Question: What are the "three pillars of observability," and how do you implement them in a Go service?

Answer: The three pillars are logs, metrics, and traces.

  • Logs: Detailed records of specific events. Implemented with a structured logging library (e.g., log/slog, zerolog) to output JSON.

  • Metrics: Aggregatable numerical data about the system's health (e.g., request rates, error rates, duration). Implemented using a library like Prometheus client Go.

  • Traces: Show the end-to-end journey of a request through a distributed system. Implemented using the OpenTelemetry SDK.

Explanation: These three pillars provide a complete picture of system behavior. Metrics tell you that a problem is occurring (e.g., p99 latency is high). Traces tell you where in the system the problem is (e.g., a specific downstream service call is slow). Logs provide the detailed, low-level context to understand why it happened. A request ID should be present in all three to correlate them.

// OpenTelemetry Tracing Example
import (
    "go.opentelemetry.io/otel"
    "go.opentelemetry.io/otel/attribute"
)

var tracer = otel.Tracer("my-service")

func Checkout(ctx context.Context, userID string) {
ctx, span := tracer.Start(ctx, "checkout")
defer span.End()
span.SetAttributes(attribute.String("user.id", userID))
    // ... business logic ...
}

Question: How do you safely use pprof and continuous profiling in production?

Answer: Expose pprof on a protected admin port or behind auth; never on a public interface. For low-overhead always-on profiling, use continuous profilers (e.g., Pyroscope, Parca).

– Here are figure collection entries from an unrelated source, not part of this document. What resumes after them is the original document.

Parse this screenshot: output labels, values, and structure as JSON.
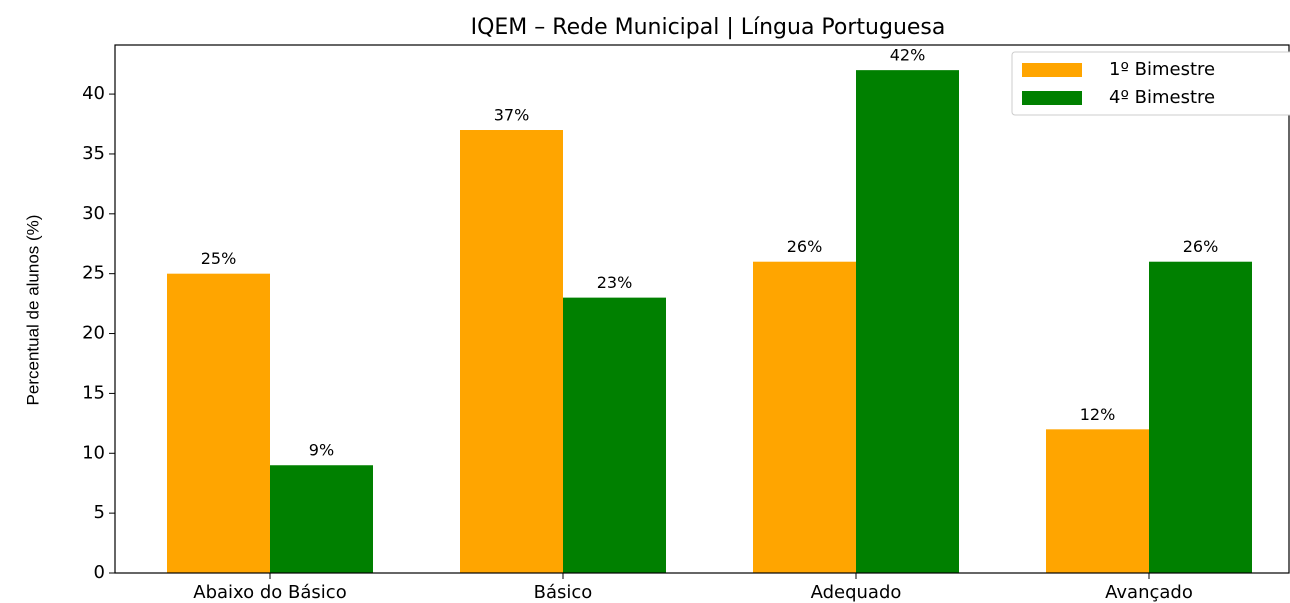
{
  "chart_data": {
    "type": "bar",
    "title": "IQEM – Rede Municipal | Língua Portuguesa",
    "ylabel": "Percentual de alunos (%)",
    "categories": [
      "Abaixo do Básico",
      "Básico",
      "Adequado",
      "Avançado"
    ],
    "series": [
      {
        "name": "1º Bimestre",
        "color": "#ffa500",
        "values": [
          25,
          37,
          26,
          12
        ],
        "value_labels": [
          "25%",
          "37%",
          "26%",
          "12%"
        ]
      },
      {
        "name": "4º Bimestre",
        "color": "#008000",
        "values": [
          9,
          23,
          42,
          26
        ],
        "value_labels": [
          "9%",
          "23%",
          "42%",
          "26%"
        ]
      }
    ],
    "ylim": [
      0,
      44.1
    ],
    "yticks": [
      0,
      5,
      10,
      15,
      20,
      25,
      30,
      35,
      40
    ],
    "grid": false,
    "legend": "upper right"
  }
}
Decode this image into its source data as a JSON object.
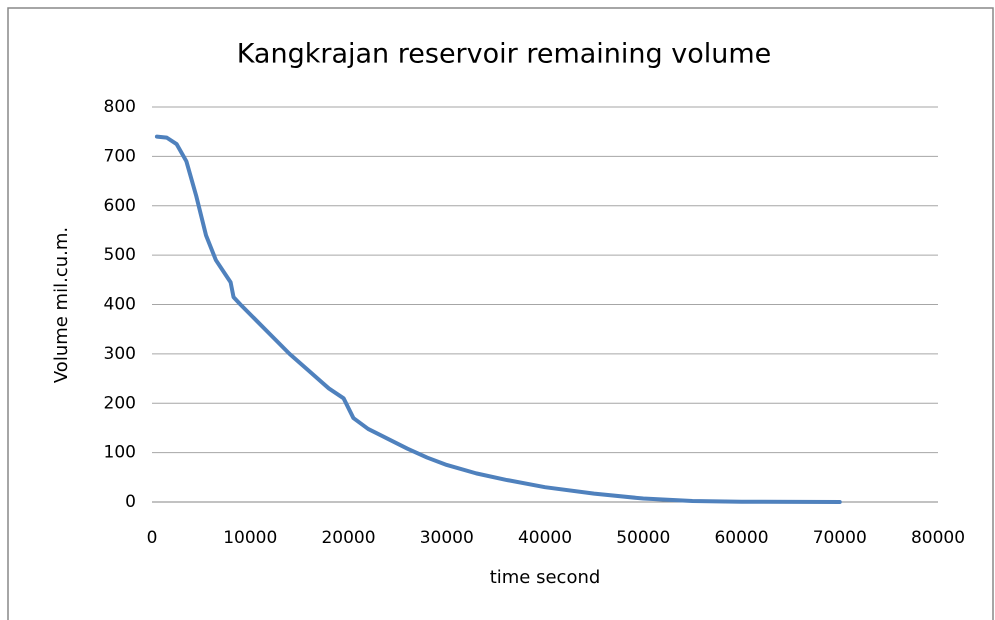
{
  "chart_data": {
    "type": "line",
    "title": "Kangkrajan reservoir remaining volume",
    "x_label": "time second",
    "y_label": "Volume mil.cu.m.",
    "x": [
      500,
      1500,
      2500,
      3500,
      4500,
      5500,
      6500,
      7500,
      8000,
      8300,
      9000,
      10000,
      12000,
      14000,
      16000,
      18000,
      19500,
      20500,
      22000,
      24000,
      26000,
      28000,
      30000,
      33000,
      36000,
      40000,
      45000,
      50000,
      55000,
      60000,
      70000
    ],
    "series": [
      {
        "name": "Volume",
        "color": "#4f81bd",
        "values": [
          740,
          738,
          725,
          690,
          620,
          540,
          490,
          460,
          445,
          415,
          400,
          380,
          340,
          300,
          265,
          230,
          210,
          170,
          148,
          128,
          108,
          90,
          75,
          58,
          45,
          30,
          17,
          7,
          2,
          0.5,
          0
        ]
      }
    ],
    "xlim": [
      0,
      80000
    ],
    "xticks": [
      0,
      10000,
      20000,
      30000,
      40000,
      50000,
      60000,
      70000,
      80000
    ],
    "ylim": [
      0,
      800
    ],
    "yticks": [
      0,
      100,
      200,
      300,
      400,
      500,
      600,
      700,
      800
    ],
    "grid": true
  }
}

Explanation: pprof reveals internal state and can be heavy; secure endpoints and sample conservatively.

Question: What RED metrics should every service expose?

Answer: Requests, Errors, Duration (histogram). Segment by route/method/result; avoid high-cardinality labels.

Explanation: RED enables quick SLO-based alerting and capacity insights.

Question: How do you choose histogram buckets for latency SLOs?

Answer: Choose buckets around your SLO boundaries (e.g., 50/100/200/400ms for a 200ms p99), with extra resolution near the target.

Explanation: Proper buckets enable accurate percentiles without high memory; avoid overly granular buckets that explode cardinality.

Question: How do you trace cross-service calls with OpenTelemetry?

Answer: Propagate context with W3C traceparent/tracestate, inject/extract into HTTP/gRPC headers, and create spans per significant operation.

Explanation: Consistent propagation yields end-to-end traces for latency root-cause.

Question: Histograms vs summaries vs counters — when to use which?

Answer: Use counters for monotonic events, gauges for instant values, and histograms for latency distributions. Avoid summaries in Prometheus unless you need client-side quantiles.

Explanation: Histograms enable server-side quantiles and exemplars; choose bucket bounds matching SLOs.

Question: How do you prevent high-cardinality blowups?

Answer: Limit label values, avoid user IDs in labels, cap unique dimensions, and sample logs/traces.

Explanation: High-cardinality metrics explode memory and CPU in TSDBs; prefer structured logs for rare-details.

Question: What are best practices for structured logging?

Answer: Use consistent keys (e.g., trace_id, request_id, user_id), redact PII, include error kind and cause, and prefer JSON output.

Explanation: Consistency enables reliable querying and correlation across systems.